The subject of wedding meals and the government’s ban on them has received a lot of attention in the past few years. In order to assess the effectiveness of these restrictions and their consequent impact on the expenses of the people, Gallup Pakistan conducted a comprehensive survey in 2006 on the subject. It was during this time that the government was trying to enforce the ban more strictly.
In response to the question, ‘Do you favor or oppose the idea of making wedding meals one-dish?’, 68% of the respondents claimed that they were in favor of such a directive and hence 32% were against the idea of making wedding meals a one-dish affair.
When faced with the question, ‘The ban on serving meals on weddings is being enforced more strictly these days. Do you support or oppose this ban?’, 58% of the people extended their support while 42% asserted that they were against these restrictions. At the same time, however, only 12% were of the view that the prohibition was being enforced strictly, 54% were of the opinion that it was being enforced somewhat and 34% stated that it was not being implemented at all.
47% of the people also believed that the ban on wedding meals had reduced the average expenditure on weddings, 17% were of the view that the expenses on weddings had only increased and 35% felt that there had been no change. When asked about the specific wedding functions in which meals should be served, 33% said that meals should be allowed on mehndis, 65% favored the serving of food on barats and 73% wanted the government to lift the ban on serving complete meals on valimas.

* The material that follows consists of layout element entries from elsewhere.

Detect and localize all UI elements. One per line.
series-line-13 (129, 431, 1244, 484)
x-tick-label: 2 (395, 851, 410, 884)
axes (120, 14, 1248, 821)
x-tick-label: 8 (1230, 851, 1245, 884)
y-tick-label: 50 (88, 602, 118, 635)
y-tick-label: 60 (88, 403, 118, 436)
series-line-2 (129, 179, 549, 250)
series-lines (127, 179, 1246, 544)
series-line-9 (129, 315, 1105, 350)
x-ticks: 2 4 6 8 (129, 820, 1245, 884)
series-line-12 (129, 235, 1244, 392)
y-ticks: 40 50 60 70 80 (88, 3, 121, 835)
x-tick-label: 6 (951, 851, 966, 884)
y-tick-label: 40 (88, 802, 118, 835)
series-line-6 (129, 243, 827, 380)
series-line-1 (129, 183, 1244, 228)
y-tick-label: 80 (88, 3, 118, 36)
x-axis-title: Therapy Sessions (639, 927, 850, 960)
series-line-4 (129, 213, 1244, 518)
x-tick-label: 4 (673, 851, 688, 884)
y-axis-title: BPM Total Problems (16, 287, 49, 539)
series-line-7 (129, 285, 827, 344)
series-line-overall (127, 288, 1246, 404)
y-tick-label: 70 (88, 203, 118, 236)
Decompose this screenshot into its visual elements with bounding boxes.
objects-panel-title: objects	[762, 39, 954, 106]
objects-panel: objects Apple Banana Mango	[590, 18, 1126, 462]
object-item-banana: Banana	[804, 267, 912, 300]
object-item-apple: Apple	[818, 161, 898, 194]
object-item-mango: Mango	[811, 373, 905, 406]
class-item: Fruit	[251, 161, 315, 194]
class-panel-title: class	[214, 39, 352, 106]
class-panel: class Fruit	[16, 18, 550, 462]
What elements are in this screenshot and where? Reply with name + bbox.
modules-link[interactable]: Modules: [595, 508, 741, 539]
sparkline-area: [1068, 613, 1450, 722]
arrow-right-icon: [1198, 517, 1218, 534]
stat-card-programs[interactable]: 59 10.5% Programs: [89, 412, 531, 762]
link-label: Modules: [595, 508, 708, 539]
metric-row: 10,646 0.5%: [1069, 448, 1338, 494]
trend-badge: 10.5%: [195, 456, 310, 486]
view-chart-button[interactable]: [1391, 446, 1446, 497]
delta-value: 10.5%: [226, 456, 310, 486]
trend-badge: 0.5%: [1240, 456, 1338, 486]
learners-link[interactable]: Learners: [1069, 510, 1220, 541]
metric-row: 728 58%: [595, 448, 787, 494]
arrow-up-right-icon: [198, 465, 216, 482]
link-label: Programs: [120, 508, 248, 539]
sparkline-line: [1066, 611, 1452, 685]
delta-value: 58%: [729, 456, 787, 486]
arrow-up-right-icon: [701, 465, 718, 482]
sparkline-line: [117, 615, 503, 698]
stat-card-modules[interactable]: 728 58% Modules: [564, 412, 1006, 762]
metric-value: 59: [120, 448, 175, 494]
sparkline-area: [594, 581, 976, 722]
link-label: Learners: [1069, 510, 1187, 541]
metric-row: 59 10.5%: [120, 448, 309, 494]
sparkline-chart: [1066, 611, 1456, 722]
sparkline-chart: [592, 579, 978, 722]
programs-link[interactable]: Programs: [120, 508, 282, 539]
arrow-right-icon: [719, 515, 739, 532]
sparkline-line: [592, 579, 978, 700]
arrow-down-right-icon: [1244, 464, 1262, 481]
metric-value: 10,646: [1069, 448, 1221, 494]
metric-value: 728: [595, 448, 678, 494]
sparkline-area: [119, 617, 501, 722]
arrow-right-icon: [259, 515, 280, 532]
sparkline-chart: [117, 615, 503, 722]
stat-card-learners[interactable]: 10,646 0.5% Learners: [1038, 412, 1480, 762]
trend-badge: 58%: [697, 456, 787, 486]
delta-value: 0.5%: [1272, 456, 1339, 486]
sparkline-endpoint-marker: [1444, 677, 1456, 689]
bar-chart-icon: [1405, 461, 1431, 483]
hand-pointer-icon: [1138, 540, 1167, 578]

These figures suggest that most of the people are in favor of this ban. This restriction, if enforced properly, could make life easier for a lot of people and decrease the average expenditure on weddings. Unfortunately, however, the government seems to have been unsuccessful in implementing this law more strictly. Some people seem to have found ways to work around it, such as serving very heavy teas and wholesome snacks, negating the principle behind this decree and completely nullifying whatever minor impact it was having on the society.
These surveys and polls were conducted by Gallup Pakistan, an affiliate of Gallup International, on a sample of over 1100 respondents in urban areas of all four provinces of Pakistan. This sample was statistically selected across all ages, income groups and educational levels. The error for a sample of this kind is estimated to be +/- 5% at a 95% confidence level.